Mosquitoes that could transfer the Zika virus are going to begin populating the Tri-State soon.
What’s the problem, again?
Zika virus is considered an inconvenience for most healthy adults: fever, rash, joint pain, etc. However, it has also been linked to a serious birth defect, which has pregnant women around the world on high alert, and infections of the brain and spinal cord in some adults. Contrary to what health officials originally believed, Zika is not only transmittable by mosquito (though they certainly aggravate the problem). Out of the 346 confirmed cases of Zika in the continental United States, seven were sexually transmitted.
As quoted by USA Today, Dr. Anne Schuchat, the principal deputy director of the Centers for Disease Control and Prevention (CDC) said “Most of what we’ve learned is not reassuring. Everything we look at with this virus seems to be a bit scarier than we initially thought.”
In addition to microcephaly, the virus has been linked to other birth defects including premature birth and blindness, even death.
Great, so now what?
According to The Atlantic, we could still avoid a widespread outbreak this summer IF local agencies act fast to eradicate mosquito populations. President Obama, along with the National Institute of Allergy and Infectious Diseases, has requested $1.9 billion from Congress for research. In addition to these efforts, individuals can protect themselves with the ol’ standbys: mosquito repellent, long sleeves and pants, and screened-in porches and windows.

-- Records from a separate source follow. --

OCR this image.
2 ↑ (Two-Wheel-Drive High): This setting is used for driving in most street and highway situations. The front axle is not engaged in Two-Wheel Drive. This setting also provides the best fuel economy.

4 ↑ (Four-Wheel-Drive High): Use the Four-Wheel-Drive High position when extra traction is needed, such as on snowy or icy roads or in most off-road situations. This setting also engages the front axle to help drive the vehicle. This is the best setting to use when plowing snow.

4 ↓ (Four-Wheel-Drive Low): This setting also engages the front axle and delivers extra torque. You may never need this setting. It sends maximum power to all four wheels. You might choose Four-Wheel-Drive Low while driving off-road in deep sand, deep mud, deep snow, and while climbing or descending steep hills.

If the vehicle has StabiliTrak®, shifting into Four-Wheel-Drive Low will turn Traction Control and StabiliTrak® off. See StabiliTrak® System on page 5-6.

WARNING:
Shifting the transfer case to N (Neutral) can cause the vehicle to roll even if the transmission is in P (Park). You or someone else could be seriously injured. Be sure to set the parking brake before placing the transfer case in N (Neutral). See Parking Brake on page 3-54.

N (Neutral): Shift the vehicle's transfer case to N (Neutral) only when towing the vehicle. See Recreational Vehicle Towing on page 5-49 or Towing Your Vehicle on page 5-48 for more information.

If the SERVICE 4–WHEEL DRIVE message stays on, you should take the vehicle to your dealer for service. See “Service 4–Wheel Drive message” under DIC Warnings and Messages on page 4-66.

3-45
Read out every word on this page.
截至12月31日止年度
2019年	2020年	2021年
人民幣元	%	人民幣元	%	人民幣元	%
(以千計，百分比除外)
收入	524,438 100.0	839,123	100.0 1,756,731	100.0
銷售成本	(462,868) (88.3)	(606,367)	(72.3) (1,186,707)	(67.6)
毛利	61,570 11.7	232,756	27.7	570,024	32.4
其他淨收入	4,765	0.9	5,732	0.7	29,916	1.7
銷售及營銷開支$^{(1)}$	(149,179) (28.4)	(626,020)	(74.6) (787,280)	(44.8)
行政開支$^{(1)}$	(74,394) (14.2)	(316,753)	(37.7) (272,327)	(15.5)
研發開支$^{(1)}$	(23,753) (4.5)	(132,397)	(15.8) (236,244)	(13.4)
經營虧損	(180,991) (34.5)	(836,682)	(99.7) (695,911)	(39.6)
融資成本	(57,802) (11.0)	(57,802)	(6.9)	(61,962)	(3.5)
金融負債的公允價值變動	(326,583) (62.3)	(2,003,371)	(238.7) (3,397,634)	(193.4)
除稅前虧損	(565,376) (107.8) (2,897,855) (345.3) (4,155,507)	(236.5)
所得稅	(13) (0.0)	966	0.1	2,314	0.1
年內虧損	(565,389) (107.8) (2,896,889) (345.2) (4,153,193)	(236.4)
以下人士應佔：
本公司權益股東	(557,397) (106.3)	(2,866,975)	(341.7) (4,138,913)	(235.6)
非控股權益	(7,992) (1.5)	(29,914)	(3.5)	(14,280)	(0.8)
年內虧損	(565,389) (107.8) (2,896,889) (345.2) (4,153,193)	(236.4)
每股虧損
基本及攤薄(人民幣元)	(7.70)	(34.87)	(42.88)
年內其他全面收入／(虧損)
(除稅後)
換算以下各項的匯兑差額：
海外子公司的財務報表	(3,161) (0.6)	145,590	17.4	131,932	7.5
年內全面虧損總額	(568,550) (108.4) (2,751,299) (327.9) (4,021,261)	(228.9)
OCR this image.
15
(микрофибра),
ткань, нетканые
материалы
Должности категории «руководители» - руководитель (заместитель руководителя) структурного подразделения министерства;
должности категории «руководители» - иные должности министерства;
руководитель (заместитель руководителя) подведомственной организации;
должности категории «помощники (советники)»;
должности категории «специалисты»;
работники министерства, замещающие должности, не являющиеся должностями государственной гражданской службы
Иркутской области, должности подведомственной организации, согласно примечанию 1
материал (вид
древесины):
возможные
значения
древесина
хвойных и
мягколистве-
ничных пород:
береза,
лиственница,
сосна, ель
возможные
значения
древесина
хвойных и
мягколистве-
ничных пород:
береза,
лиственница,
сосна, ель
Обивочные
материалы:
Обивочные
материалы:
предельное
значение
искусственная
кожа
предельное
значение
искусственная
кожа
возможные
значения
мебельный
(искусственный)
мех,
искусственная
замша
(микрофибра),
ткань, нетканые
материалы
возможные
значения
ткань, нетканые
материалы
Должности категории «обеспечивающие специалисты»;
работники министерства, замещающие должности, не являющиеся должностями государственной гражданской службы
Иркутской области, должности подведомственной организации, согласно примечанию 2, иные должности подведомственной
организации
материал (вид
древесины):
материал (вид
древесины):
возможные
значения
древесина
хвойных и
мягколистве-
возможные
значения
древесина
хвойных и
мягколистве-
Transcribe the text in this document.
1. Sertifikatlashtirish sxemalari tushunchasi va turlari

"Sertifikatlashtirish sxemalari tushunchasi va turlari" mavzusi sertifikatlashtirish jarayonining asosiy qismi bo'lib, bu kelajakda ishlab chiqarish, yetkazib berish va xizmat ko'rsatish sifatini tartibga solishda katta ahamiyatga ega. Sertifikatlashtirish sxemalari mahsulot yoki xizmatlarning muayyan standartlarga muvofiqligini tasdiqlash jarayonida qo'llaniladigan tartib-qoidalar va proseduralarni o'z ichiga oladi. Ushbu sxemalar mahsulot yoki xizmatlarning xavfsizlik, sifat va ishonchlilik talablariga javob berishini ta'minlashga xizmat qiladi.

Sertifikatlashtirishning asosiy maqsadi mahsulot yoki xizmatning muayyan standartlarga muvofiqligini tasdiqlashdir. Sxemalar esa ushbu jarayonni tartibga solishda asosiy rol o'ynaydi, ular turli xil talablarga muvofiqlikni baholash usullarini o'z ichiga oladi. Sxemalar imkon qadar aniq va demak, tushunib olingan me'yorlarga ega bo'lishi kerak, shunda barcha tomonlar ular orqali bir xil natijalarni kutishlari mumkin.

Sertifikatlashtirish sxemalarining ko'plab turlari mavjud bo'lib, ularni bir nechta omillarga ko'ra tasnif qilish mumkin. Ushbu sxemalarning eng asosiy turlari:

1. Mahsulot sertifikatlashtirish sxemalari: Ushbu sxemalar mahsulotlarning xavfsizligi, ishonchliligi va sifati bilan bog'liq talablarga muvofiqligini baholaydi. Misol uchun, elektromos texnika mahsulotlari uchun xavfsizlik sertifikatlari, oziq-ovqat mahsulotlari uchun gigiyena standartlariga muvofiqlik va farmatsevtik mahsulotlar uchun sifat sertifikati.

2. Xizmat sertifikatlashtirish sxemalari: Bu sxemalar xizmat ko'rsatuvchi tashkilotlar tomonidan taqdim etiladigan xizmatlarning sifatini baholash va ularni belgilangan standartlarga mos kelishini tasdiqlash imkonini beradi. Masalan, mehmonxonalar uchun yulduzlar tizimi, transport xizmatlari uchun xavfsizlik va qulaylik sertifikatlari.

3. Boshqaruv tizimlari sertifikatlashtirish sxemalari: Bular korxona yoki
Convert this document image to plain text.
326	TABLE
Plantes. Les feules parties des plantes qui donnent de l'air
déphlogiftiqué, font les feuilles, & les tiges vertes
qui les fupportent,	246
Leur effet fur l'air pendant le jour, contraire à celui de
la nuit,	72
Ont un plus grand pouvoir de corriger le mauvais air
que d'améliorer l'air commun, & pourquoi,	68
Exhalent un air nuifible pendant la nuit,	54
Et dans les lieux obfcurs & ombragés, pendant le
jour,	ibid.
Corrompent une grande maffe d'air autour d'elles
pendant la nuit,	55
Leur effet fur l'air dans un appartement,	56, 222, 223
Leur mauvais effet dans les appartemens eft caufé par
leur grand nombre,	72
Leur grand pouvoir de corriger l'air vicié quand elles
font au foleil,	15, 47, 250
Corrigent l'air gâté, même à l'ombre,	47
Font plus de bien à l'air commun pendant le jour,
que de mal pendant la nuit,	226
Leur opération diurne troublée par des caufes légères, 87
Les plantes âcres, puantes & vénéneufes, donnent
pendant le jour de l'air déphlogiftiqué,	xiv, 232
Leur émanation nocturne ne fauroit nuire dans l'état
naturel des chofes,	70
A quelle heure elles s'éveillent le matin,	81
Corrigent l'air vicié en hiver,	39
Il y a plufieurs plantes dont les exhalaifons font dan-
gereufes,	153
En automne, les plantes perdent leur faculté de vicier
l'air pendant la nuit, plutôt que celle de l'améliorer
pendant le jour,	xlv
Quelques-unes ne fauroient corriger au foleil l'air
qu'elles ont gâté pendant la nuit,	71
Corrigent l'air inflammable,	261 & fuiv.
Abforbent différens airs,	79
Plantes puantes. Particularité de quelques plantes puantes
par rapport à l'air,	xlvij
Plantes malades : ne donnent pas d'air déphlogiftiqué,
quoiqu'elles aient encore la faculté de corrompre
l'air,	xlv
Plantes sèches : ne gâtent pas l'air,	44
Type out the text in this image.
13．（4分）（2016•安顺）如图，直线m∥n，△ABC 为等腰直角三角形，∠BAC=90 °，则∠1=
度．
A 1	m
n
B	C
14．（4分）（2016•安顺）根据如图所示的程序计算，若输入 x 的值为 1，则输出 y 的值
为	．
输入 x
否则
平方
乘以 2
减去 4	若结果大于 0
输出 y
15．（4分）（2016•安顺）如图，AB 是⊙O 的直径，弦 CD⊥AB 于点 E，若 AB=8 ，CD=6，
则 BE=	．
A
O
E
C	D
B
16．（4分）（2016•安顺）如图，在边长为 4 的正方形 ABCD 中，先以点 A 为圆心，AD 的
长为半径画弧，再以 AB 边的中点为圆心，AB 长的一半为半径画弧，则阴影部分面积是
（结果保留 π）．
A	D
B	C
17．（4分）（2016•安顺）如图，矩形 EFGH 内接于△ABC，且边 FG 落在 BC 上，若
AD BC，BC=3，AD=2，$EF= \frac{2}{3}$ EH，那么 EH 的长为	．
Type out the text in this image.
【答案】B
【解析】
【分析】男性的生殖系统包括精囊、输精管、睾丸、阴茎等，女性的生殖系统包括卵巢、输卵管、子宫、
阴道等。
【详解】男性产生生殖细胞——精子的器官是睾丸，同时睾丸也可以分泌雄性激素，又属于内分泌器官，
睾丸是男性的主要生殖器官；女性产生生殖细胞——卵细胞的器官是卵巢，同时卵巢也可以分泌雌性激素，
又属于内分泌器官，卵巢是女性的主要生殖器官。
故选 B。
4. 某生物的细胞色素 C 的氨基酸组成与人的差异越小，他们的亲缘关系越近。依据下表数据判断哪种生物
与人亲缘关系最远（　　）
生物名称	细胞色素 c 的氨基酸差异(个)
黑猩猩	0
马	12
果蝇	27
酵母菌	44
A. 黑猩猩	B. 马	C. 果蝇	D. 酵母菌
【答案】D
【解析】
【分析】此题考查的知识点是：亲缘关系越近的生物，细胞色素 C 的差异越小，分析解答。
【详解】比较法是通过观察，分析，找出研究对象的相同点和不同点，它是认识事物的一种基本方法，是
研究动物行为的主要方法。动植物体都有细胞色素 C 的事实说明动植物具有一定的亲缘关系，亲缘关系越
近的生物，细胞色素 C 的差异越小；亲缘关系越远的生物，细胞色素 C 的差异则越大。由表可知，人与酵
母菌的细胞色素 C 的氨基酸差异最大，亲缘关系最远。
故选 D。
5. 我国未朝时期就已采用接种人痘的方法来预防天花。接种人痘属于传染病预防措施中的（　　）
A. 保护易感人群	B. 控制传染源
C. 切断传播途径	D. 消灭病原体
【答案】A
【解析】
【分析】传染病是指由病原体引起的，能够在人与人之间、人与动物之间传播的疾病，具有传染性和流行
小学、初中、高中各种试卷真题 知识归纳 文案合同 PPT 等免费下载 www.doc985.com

The Atlantic provides the following guidelines for safe bug sprays below. As long as repellents are used as directed, they should be safe for pregnant women and children.
The “recommendations from the [CDC say] it’s safe for women at any stage of pregnancy (and nursing moms) to use insect repellents containing DEET (up to 30 percent concentration), the synthetic compound picaridin (20 percent), or the biopesticide IR3535 (20 percent) – as long as they’re registered with the Environmental Protection Agency. (You can check the EPA database here.) Shirts and pants treated with the insect-repellent permethrin are also considered safe.”
The CDC guidelines do have one caveat: Repellents containing lemon eucalyptus oil (or PMD, which is the synthetic version of the oil) shouldn’t be used on children under 3 years old.